The screams rose in a ghastly chorus: “Gods Help me!” “Mother…oh mother…” “Pull it out!
Just pull it-AAAAAH!” Somewhere in the press, a man sobbed openly as he clutched at an arrow buried in his thigh, the shaft bobbing obscenely with each panicked breath.
His companion tried to drag him forward, only to take an arrow through the throat mid-step.
He collapsed without a sound, his blood arcing crimson over the churned earth.
Still the advance continued.
The dead became stepping stones.
The wounded were left behind without a backward glance.
The Oizenian host marched on, their boots churning the mud to bloody slurry as they closed the distance to Aracina’s walls.
And high above, Asag watched the carnage unfold, his face as unreadable as the stones beneath his hands.
The archers were already reaching for fresh arrows, their movements mechanical, their eyes hollow.
This was but the first verse of a much longer song-one that would end in blood.
The Oizenian tide, however, still rolled forward, unstoppable as the turning of the seasons.
Shield walls locked tight, their overlapping rims forming an armored shell against the deadly rain from above.
The once-distant walls now loomed overhead like the clenched teeth of some ancient beast, their shadow swallowing the advancing ranks whole.
War horns split the air – not the clean, bright calls of morning drills, but the guttural bellowing of beasts scenting blood.
The sound crawled up men’s spines like cold fingers, driving them forward even as their guts turned to water.
Then the ladders came.
With a chorus of grunts and curses, teams of armored men heaved the ladders upward.
The wooden frames groaned like living things, protesting the weight of desperate climbers. The garrison tried everything to fend the ladder away, but for every ladder that fell, two more took its place.
“UP!
DRIVE IT UP!” roared a soldier, his face a mask of sweat and dirt.

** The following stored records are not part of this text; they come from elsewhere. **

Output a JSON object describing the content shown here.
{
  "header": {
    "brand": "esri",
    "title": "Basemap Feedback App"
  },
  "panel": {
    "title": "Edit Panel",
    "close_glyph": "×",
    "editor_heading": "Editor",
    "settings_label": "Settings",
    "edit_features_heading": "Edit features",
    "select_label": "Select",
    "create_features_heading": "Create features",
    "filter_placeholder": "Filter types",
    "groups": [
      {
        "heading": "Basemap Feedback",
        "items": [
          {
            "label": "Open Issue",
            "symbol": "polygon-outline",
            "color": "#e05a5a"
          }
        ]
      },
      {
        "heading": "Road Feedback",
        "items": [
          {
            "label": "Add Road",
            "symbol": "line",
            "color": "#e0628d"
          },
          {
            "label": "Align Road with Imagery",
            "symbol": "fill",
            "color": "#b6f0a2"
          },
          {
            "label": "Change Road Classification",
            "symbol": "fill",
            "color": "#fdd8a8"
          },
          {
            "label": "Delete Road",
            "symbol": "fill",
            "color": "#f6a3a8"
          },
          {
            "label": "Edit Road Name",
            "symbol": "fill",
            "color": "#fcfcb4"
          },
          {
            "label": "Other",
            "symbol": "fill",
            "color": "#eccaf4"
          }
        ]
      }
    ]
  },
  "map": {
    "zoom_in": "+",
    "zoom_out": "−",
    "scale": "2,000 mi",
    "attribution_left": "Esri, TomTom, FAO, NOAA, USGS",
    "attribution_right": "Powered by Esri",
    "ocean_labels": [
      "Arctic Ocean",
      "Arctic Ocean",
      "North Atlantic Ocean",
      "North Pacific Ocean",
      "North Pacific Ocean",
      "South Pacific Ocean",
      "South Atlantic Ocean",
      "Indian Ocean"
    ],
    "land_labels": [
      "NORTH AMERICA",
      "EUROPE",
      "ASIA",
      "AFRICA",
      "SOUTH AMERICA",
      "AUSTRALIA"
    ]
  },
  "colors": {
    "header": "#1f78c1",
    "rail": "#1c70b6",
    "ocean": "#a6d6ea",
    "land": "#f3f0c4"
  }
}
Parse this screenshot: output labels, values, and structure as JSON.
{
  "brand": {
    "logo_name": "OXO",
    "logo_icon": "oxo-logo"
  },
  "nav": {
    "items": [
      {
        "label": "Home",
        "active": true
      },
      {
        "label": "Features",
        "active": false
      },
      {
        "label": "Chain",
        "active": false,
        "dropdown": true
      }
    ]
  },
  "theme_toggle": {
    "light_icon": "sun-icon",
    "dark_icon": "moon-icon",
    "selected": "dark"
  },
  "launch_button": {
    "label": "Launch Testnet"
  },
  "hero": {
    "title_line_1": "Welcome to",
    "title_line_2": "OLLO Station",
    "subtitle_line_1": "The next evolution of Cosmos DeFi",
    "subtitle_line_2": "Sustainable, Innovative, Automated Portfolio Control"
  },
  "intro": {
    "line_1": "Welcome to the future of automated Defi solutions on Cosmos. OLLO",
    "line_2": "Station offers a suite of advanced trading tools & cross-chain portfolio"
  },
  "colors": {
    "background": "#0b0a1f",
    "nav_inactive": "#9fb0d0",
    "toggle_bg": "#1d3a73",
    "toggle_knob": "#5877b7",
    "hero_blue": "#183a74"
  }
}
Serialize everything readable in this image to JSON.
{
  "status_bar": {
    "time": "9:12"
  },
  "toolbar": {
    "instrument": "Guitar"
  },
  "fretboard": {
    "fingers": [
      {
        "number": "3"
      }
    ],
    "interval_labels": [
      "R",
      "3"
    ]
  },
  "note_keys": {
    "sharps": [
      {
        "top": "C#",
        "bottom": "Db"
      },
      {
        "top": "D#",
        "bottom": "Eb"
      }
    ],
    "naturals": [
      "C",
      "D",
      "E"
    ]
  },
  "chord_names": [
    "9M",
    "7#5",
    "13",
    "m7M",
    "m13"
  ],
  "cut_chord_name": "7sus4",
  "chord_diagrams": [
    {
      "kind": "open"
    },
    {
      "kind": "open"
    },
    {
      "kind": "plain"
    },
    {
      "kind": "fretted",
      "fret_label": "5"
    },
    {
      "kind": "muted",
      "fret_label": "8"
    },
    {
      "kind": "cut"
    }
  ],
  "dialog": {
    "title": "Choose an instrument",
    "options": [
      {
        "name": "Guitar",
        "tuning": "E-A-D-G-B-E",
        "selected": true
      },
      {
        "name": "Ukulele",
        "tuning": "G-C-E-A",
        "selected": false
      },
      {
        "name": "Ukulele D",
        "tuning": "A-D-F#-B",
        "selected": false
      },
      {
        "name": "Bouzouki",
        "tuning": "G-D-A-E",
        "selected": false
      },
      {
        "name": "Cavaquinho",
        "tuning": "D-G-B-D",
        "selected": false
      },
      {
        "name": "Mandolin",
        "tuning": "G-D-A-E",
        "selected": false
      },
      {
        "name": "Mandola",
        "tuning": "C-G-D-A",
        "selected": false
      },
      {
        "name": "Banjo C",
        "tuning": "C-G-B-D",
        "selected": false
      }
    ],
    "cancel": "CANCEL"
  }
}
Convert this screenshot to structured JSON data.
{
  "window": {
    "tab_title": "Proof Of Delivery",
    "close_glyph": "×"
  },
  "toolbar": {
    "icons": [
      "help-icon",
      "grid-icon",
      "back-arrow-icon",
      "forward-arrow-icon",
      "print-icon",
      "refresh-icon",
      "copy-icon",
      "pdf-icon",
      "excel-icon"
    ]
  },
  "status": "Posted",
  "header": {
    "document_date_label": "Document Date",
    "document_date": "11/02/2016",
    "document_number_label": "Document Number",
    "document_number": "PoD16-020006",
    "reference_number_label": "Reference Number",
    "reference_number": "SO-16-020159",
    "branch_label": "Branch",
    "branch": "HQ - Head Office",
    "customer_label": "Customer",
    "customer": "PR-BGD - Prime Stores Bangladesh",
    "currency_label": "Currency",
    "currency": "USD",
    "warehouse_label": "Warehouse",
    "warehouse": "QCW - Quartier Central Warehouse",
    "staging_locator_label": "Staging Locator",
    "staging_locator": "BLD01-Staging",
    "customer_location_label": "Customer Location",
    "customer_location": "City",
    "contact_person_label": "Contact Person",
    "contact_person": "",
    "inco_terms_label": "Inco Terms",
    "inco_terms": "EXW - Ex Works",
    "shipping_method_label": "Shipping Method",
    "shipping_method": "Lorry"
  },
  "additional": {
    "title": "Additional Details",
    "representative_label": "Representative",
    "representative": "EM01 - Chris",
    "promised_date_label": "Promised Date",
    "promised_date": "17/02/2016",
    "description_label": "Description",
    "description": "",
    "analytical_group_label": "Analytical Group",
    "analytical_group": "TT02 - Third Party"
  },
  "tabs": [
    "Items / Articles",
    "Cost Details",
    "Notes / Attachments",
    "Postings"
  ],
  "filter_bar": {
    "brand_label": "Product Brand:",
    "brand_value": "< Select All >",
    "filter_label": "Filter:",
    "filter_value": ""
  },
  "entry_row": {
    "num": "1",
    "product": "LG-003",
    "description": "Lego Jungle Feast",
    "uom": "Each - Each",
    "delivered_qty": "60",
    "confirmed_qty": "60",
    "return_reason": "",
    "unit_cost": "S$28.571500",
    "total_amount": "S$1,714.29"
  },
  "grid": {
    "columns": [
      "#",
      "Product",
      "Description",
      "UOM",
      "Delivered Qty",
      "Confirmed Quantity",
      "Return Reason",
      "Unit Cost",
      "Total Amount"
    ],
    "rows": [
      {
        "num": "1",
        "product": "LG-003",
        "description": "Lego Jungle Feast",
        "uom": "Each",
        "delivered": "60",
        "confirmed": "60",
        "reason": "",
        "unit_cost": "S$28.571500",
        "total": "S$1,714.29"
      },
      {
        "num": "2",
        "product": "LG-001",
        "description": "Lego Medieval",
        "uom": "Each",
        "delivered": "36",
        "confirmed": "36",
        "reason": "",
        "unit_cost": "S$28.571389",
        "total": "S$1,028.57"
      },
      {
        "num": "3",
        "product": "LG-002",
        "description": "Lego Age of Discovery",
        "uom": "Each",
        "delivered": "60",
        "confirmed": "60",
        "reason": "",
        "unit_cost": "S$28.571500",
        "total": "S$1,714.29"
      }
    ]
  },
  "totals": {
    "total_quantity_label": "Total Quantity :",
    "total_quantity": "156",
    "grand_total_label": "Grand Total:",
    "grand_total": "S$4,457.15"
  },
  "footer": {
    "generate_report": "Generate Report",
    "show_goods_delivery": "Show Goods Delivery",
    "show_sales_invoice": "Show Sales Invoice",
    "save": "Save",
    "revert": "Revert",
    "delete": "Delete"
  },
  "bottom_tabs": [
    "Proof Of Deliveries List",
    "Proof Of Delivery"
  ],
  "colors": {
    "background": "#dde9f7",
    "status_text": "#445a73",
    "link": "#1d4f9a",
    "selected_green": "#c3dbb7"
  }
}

His comrades obeyed, muscles corded like ship’s rigging as they forced another ladder against the stones.
The instant it struck, armored figures began swarming upward like ants on a honeyed branch.
The defenders answered in kind as they could as after all the branch was their home.
All along the wall, the dance of death played out in countless variations.
Spears thrust downward found soft throats.
Arrows fired at point-blank range punched through eye slits.
Men grappled at the precipice, locked in final embraces where the only consummation was mutual destruction.
And through it all, the drums kept pounding.
The horns kept screaming.
The walls kept demanding more blood, more bodies, and more broken dreams to mortar their unfeeling stones, aking to a bloody god whose hunger could never be satisfied.